Given that many apps share this aspect, wouldn’t it make sense to re-use the same layout for both services?
Intents (represented as buttons on today’s phones) would be mapped accordingly, in plain sight or within menus.
[ ⚡️ BTW: An Intent is basically a message to say you did or want something to happen. This is how intents are defined in Android’s dev documents]

For example the Queue button on Spotify might not apply to Youtube’s app.
However, rendering results, viewing the media, fast/back-forwarding, play/pause/stop are controls that are shared by both applications.
In my mind therefore this means it can be simplified.

Composable user interfaces: Speed or design?

In a world where apps are on avg. 50Mb to download (and growing!), I feel like things are getting a little out of hand.
Creavitity and app-designs are cool but ultimately unecessary when you could have virtually few Kb worth of text to allow an OS to understand what it needs to do:

  • How to login into the service
  • How to handle results from each API endpoint
  • What are the intents a user might have

Here’s an example, think about a voice command: “Play my favorite song”.
This would require the OS to parse the language, understand what the command’s actually needing and execute it.

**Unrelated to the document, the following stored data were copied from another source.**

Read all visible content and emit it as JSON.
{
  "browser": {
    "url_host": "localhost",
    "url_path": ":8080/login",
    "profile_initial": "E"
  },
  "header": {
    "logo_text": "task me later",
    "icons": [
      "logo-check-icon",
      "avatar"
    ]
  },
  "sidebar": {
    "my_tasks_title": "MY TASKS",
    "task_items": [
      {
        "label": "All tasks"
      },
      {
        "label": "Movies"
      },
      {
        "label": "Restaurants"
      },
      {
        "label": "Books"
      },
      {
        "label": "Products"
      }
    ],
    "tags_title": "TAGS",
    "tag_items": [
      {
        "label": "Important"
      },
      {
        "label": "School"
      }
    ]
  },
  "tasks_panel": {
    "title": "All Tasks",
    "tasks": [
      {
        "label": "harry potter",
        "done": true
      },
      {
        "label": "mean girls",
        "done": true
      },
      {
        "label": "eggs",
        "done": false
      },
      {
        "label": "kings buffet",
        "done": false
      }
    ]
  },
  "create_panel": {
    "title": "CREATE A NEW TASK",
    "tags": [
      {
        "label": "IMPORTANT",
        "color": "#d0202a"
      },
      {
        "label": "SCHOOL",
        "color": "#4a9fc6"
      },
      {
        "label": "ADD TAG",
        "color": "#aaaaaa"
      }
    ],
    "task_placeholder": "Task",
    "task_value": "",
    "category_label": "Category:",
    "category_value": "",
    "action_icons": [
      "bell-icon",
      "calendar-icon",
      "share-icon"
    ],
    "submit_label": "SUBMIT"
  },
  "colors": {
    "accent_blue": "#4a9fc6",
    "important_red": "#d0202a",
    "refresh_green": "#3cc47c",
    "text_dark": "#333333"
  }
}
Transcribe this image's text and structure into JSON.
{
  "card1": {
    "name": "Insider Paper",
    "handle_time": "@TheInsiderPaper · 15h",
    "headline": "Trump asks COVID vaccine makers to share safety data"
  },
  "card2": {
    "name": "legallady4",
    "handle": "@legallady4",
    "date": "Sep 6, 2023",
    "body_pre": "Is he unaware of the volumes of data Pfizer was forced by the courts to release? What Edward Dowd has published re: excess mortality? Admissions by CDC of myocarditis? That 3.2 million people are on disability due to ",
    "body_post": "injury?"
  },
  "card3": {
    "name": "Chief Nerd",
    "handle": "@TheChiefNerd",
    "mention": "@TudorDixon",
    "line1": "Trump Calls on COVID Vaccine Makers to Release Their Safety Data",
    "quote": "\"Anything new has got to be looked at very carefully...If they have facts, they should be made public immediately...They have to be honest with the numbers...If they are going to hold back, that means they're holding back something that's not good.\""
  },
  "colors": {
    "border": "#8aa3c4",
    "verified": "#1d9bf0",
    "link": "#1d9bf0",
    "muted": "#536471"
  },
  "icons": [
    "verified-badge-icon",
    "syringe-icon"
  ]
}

Simple actions, everywhere.

Let’s take a simple task such as tweeting. Tweeting as an action is literally pushing data to an API endpoint. The behind the scenes happening at Twitter, doesn’t matter. Send data, pull data. Write tweets, read tweets / action a tweet.

Rendering tweets as an operation is just a succession of tiny cards of text and images.


Now maybe you want to add buttons and support image tweets?

Every interface should be composable and have mounting points where you can “optionally” show the intents or actions a user can take on a determined node.

A tweet has a favorite intent and a retweet intent, possibly you could also add a save for later or reply intent directly on it. Obviously this is only a simple example but it goes to show that composable interfaces are extremely simple to put together once you understand how they work.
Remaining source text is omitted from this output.